Riporto solo due brevi esempi, significativi di entrambe le epoche.

Tra i versi risalenti alla fine degli anni Settanta c’è un poemetto a stanze numerate intitolato Friûl nel quale Giacomini esprime palesemente il fallimento nella rigenerazione della sua terra e dei luoghi natii dopo il terremoto: fallimento che, lo dicevamo, fa del friulano scelto dal poeta la lingua di una sconfitta.

… E ‘i dovares cjantâti,
fàti paîs, riviere,
come di un frut
blanc d’aghis tùrgulis

[…]

ma mi tocje vaîti,
mió borc di pustotis e blavârs,
mê muarte panse,
muarte di abort,
là che fîs di laris
ti còpin l’anime,
e prin, par pôre,
ancje l’ingjenue lenghe
che jo, nemâl peât,
m’incagnìs a pastrocjâ

…. E dovrei cantarti / farti paese, riviera, / come un bambino / bianco d’acque mosse dalla burrasca […] ma mi tocca piangerti / mio borgo di terre sterili e distese di mais / mio morto ventre, / morto d’aborto, /  là dove i figli dei ladri / ti uccidono l’anima, / e prima, per paura, / anche l’ingenua lingua / che io, animale aggiogato, / mi accanisco a pasticciare. 

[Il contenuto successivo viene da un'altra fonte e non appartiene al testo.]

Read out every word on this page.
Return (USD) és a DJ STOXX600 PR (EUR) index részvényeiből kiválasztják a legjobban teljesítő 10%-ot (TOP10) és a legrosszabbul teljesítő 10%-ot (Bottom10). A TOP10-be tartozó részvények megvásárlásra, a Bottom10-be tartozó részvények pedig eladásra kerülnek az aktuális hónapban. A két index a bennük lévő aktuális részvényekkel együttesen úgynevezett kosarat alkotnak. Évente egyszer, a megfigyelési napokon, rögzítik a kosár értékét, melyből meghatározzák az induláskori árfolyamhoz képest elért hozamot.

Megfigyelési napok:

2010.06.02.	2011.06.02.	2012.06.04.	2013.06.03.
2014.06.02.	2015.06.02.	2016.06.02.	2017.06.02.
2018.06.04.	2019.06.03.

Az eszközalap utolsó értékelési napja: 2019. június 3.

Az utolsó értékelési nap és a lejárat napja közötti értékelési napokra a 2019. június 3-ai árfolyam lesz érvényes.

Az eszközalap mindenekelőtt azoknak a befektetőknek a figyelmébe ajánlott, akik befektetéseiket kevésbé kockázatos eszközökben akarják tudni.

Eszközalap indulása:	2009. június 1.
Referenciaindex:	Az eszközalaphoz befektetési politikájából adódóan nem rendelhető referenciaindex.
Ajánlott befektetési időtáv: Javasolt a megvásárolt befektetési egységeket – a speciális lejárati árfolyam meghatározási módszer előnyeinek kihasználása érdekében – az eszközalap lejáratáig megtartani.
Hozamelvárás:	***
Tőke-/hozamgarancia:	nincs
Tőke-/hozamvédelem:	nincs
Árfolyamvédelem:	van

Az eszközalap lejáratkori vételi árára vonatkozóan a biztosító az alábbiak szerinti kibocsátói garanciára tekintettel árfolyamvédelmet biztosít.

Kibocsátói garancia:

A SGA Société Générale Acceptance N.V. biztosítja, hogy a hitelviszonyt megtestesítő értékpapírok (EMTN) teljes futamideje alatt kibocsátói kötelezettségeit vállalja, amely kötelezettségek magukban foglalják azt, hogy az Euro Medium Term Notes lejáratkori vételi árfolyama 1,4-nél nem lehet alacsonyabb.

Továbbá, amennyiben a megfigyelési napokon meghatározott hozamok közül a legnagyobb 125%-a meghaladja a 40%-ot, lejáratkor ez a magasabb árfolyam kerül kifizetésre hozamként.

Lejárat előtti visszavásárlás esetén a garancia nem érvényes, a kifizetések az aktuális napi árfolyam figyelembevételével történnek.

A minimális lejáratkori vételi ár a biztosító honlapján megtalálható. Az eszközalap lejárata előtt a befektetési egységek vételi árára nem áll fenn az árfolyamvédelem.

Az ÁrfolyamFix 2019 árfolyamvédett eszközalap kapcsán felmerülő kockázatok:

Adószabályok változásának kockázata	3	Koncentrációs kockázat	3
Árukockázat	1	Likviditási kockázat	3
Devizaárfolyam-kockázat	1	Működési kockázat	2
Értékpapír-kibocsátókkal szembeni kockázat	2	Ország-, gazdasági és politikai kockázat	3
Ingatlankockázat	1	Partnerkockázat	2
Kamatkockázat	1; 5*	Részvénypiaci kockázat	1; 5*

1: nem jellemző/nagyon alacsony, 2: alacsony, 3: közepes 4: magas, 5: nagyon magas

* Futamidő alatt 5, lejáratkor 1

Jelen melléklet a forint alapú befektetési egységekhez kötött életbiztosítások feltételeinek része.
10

Ed ecco che nelle liriche degli anni Novanta gli echi di questa disfatta (sociale quanto linguistica) si traducono interamente nella frustrazione interna al poeta, come nei versi di Misdì (Mezzogiorno)

Aghe e piere, cjâr e grin:
peraulis ch’ ‘a no cjatin jessi
intal ràvost misdì,
tra formis vuedis
di un parsè, di un come
mi soi risolt a contizalis…

L’estri gnarvôs dai vues
al tente scats di lusjarte
tra ussei domâs
senze plui fuarze.

J polsi te ruane lun
savinmi fuèe ‘romai
ch’’a va tal vueit scorìnt la vite,
Sumiôs paltan!…

Acqua e preghiera, carne e grembo: / parole che non trovano essere / nel sanguigno mezzogiorno, / tra forme vuote / di un perchè, di un come / mi sono risolto a computarle… / L’estro nervoso delle ossa / tento scatti di lucertola / tra uccelli domati / senza più forza. / Riposo nella luce rovente / sapendomi ormai foglia / che va nel vuoto scorrendo la vita, / sognante pantano!… 

NOTE

[1] Il romanzo Manovre pubblicato da Rizzoli nel 1968 divenne un caso letterario sia per lo stile che per il soggetto (la militarizzazione del Friuli e il suo impatto esistenziale)

[2]  Il bicchiere di vino per antonomasia in lingua friulana è detto taj, comunemente italianizzato in taglio

[3] La vita artificiale (Rebellato editore, 1968); Incostanza di Narciso (Scheiwiller, 1973)

[4]  Terra amata del Premio Nobel J.M. Le Clezio, tradotto da Giacomini per Rizzoli nel 1969

[5]  Nella Breve nota biografica della raccolta Antologia Privata (MobyDick, 1997) Giacomini parla espressamente di “illusioni edeniche” in merito al mondo friulano rappresentato nelle poesie di Pier Paolo Pasolini.